Mayor: Buffalo mass shooter targeted black neighbourhood
The white 18-year-old who fatally shot 10 people at a Buffalo supermarket researched the local demographics and arrived a day in advance to conduct reconnaissance with the intent of killing as many black people as possible, officials said yesterday.
The racially motivated attack came a year after the gunman was taken to a hospital by state police after making threats involving his high school, according to authorities.
He wasn’t charged with a crime and was out of the hospital within a day and a half, police said, but the revelation raised questions about his access to weapons and whether he could have been under closer supervision by law enforcement.
The Buffalo attack prompted grief and anger in the predominantly black neighbourhood around Tops Friendly Market. A group of people gathered there to lead chants of “black lives matter” and mourn victims that included an 86-year-old woman who had just visited her husband in a nursing home and a supermarket security guard, both of whom were black.
“Somebody filled his heart so full of hate that he would destroy and devastate our community,” the Reverend Denise Walden-Glenn said.
New details emerged yesterday about the gunman’s past and Sunday’s rampage, which the shooter livestreamed on Twitch.

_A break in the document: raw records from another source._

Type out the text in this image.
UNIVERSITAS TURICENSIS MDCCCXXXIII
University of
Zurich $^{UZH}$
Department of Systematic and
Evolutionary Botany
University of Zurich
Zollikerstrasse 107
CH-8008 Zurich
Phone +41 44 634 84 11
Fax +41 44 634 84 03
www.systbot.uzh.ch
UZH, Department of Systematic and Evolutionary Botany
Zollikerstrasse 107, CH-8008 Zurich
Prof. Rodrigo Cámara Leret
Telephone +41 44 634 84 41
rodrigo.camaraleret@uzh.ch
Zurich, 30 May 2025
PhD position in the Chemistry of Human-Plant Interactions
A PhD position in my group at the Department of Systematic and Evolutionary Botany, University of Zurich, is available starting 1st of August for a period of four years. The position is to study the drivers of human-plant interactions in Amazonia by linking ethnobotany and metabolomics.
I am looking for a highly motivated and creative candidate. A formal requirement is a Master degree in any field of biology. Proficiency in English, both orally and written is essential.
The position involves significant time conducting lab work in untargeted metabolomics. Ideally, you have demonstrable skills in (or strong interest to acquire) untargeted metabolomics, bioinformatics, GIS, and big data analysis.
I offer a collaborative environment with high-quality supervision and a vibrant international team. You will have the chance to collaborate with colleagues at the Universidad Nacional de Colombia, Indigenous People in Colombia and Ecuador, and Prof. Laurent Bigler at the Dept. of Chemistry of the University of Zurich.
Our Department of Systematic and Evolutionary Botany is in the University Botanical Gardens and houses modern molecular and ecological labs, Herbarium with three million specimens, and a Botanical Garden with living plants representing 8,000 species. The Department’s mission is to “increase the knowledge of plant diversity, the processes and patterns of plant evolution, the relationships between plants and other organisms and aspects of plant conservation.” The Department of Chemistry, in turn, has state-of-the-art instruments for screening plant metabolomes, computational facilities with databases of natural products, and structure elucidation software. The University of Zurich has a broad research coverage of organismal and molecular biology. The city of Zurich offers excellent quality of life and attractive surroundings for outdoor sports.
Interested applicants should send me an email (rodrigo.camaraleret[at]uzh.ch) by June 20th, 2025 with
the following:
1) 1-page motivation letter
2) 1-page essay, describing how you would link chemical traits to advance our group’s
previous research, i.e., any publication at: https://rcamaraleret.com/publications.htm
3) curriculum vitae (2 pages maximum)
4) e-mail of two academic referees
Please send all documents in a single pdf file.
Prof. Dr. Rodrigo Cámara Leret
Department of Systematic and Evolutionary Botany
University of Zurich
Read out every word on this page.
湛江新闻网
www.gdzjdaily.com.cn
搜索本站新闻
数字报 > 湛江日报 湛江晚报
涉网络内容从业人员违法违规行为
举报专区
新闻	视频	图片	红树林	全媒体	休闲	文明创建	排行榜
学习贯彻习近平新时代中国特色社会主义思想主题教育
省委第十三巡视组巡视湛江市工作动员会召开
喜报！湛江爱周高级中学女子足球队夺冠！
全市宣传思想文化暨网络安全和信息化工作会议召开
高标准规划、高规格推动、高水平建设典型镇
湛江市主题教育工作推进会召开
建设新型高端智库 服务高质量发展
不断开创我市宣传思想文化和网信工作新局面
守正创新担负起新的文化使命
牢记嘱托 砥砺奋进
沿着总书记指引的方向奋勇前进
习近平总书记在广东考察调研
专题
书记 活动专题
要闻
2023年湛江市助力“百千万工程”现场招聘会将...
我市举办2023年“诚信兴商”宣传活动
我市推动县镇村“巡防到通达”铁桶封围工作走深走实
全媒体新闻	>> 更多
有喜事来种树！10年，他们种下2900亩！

New York Governor Kathy Hochul, a Buffalo native, demanded technology companies tell her whether they’ve done “everything humanly possible” to make sure they’re monitoring violent content as soon as it appears.
“If not, then I’m going to hold you responsible,” she said.
Twitch said in a statement that it ended the transmission “less than two minutes after the violence started”.
New York State Police said troopers were called early last June to the high school then attended by the alleged gunman, Payton Gendron, for a report that a 17-year-old student had made threatening statements.
Gendron threatened to carry out a shooting at Susquehanna Valley High School, in Conklin, New York, about the time of graduation, a law enforcement official said. Buffalo Police Commissioner Joseph Gramaglia said Gendron had no further contact with law enforcement after his release from the hospital.
Federal law bars people from owning a gun if a judge has determined they have a “mental defect” or they have been forced into a mental institution — but an evaluation alone would not trigger the prohibition.
Federal authorities were still working to confirm the authenticity of a racist 180-page document, purportedly written by Gendron, that detailed his plans for the attack and reasons for carrying it out.
A preliminary investigation found Gendron had repeatedly visited sites espousing white supremacist ideologies and race-based conspiracy theories and extensively researched the 2019 mosque shootings in Christchurch, New Zealand, the law enforcement official said.
Authorities said he shot, in total, 11 black people and two white people.
“This individual came here with the express purpose of taking as many black lives as he possibly could,” Buffalo Mayor Byron Brown said at a news conference yesterday.
The lengthy statement attributed to Gendron outlined a racist ideology rooted in a belief that the United States should belong only to white people. All others, the document said, were “replacers” who should be eliminated by force or terror.
The document said Gendron researched demographics to select his target, and picked a neighbourhood in Buffalo because it had a high ratio of black residents.
Gendron travelled 320km from his home in Conklin, New York, to Buffalo to commit the attack, police said. He conducted reconnaissance on the store and the area a day before the shooting, Gramaglia said.
Gendron surrendered to police who confronted him and convinced him to drop the rifle he had put to his neck. He was arraigned later on Sunday on a murder charge.